ママさんがその高校を目指していたときから、かなりの時間が経過しています。その間、学校の風習や周りからの評価、もしかしたら偏差値も変わっているかもしれません。昔以上に評判がよく学力も上がっているならいいのですが、その逆だったら……。娘さんに合う違う学校もあるのではないでしょうか。
子どもの本心は違うかもしれない

『私は娘側の立場ですが、中学受験のときに親が自分の母校に私を行かせたがっていたので、勉強を頑張りました。でも本当はやりたいこともあったし、制服や部活を見ても違うところに行きたかった。娘さん、中3なら自分でやりたいこともあるんじゃないですか?』


ママさんは、娘さんにも諦めたくない気持ちがあると思いたいようですが、娘さんの本心は違う場合もあります。今の段階では、成績も合格ラインギリギリですし、不安でいっぱいでしょう。ママさんを喜ばせたい一心で頑張り続けているのかもしれません。本心では合格に自信を持てる高校を志望校に変えたいと考えたり「あの学校の制服がいいな」と別の高校への憧れがあったりして……。そう考えることはできませんか?
実は他の高校の方が娘さんに合っているかもしれない
娘さんの学力だけではなく性格や好みなどを考えると、その高校よりも娘さんに合っている学校があるかもしれません。
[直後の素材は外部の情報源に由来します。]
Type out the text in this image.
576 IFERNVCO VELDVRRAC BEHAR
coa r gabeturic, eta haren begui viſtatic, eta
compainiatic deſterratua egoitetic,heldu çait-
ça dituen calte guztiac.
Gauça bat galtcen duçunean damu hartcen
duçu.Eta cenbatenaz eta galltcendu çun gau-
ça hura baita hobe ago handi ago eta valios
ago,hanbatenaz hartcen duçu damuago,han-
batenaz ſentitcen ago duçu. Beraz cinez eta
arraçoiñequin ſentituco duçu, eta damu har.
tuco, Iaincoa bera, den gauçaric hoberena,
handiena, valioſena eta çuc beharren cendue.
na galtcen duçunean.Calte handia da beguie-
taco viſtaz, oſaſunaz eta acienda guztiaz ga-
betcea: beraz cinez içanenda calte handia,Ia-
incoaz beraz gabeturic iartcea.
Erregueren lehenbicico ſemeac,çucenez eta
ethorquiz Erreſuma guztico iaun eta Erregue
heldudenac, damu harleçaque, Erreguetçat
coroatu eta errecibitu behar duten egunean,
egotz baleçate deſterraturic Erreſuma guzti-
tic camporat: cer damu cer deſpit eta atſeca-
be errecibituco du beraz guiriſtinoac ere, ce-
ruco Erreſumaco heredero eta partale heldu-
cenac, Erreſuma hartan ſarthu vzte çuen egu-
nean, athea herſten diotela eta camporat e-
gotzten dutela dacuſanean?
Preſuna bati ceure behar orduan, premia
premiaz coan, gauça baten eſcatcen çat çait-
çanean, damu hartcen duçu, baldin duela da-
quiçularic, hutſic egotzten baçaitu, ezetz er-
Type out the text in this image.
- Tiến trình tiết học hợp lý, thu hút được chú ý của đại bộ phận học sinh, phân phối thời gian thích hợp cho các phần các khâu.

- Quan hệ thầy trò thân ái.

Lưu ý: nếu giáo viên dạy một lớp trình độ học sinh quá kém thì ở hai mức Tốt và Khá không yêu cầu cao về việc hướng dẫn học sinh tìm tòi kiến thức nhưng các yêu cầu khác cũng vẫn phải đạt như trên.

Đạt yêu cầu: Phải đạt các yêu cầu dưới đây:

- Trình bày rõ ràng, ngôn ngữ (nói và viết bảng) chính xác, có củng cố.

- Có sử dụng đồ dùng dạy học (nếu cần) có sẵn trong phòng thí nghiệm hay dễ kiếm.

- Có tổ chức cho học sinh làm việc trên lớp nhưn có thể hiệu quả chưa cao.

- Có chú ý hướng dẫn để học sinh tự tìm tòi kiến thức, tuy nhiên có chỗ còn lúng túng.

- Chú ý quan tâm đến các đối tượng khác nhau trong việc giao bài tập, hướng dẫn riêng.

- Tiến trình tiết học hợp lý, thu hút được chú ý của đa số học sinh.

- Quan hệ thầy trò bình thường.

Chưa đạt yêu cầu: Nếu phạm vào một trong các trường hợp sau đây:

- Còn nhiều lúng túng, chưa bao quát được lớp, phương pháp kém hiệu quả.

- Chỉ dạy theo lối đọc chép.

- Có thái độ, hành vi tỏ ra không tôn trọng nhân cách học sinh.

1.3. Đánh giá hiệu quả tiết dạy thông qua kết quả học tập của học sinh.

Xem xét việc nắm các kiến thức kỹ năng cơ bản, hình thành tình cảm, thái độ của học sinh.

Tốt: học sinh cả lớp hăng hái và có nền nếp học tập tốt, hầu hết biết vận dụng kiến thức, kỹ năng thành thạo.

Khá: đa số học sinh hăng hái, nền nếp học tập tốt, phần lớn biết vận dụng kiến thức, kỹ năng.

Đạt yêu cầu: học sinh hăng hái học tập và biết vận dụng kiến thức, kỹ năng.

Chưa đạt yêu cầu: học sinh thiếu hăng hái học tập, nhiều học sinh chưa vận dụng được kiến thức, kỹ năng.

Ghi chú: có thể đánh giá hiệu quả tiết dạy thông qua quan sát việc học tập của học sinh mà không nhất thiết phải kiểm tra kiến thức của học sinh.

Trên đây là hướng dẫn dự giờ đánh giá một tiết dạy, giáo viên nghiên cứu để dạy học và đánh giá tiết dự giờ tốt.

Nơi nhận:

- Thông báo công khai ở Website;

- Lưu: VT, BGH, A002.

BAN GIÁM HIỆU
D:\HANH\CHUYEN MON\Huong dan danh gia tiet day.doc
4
『実際に行ってみないと楽しいかどうかなんてわからないでしょ』


たしかに実際に通い始めてみないと本当の魅力はわかりません。ただママ友ネットワークを使うなどして、得られる情報もあります。筆者の子どもも昨年高校受験だったのですが、知り合いからもいろいろな話を聞きました。実際に子を通わせている親からの情報にはリアルさがあります。いいところばかりではなく「ここはちょっと考えものかな」という点も教えてくれる相手だと、その情報はより有益です。ママさんも「もしかしたら、違う高校の方が娘に合っているのかも」という視点で他の高校を見てみると、新しい発見があるかもしれません。

高校選び。学力も大切だけれど、充実度も忘れないで

一般的には学力を基準に進学先を選ぶものだろうと思います。偏差値が高い高校はその後、「一流」と呼ばれる大学に進む生徒の数も多く、親にとっては魅力的、我が子にも同じように歩みを進めてほしいと期待が高まるものです。しかし高校に入ってからのことも考えることも大切ではないでしょうか。娘さんの今の学力から想像すると、もし希望している高校に入学できたとしても、その後に苦労するのではという心配がよぎってしまうのです。同級生と自分を比べてしまい「私は全然勉強ができない」と落ち込み、挫折を味わうようなこともあり得るでしょう。

反対に今の実力に合った高校を選べば、その学校ではトップを狙える可能性が高まります。勉強のことにだけ悩まされるようなことは回避でき、いっそう楽しく学校生活を送ることができるかも? 大学受験時に指定校推薦枠を狙えるかもしれませんよね。

もちろん学力が高い高校にはそれなりの魅力がありますし、トップクラスの子に引っ張られる形で学力が伸びる子もいます。一方で不登校になったり、学校を辞める子も……。筆者自身、高校生の子ども2人とも、高校受検のときには不安でしたし、イライラさせられもしました。考え方を少し変えてみると、高校の選択肢が広がり、気持ちも楽になりましたよ。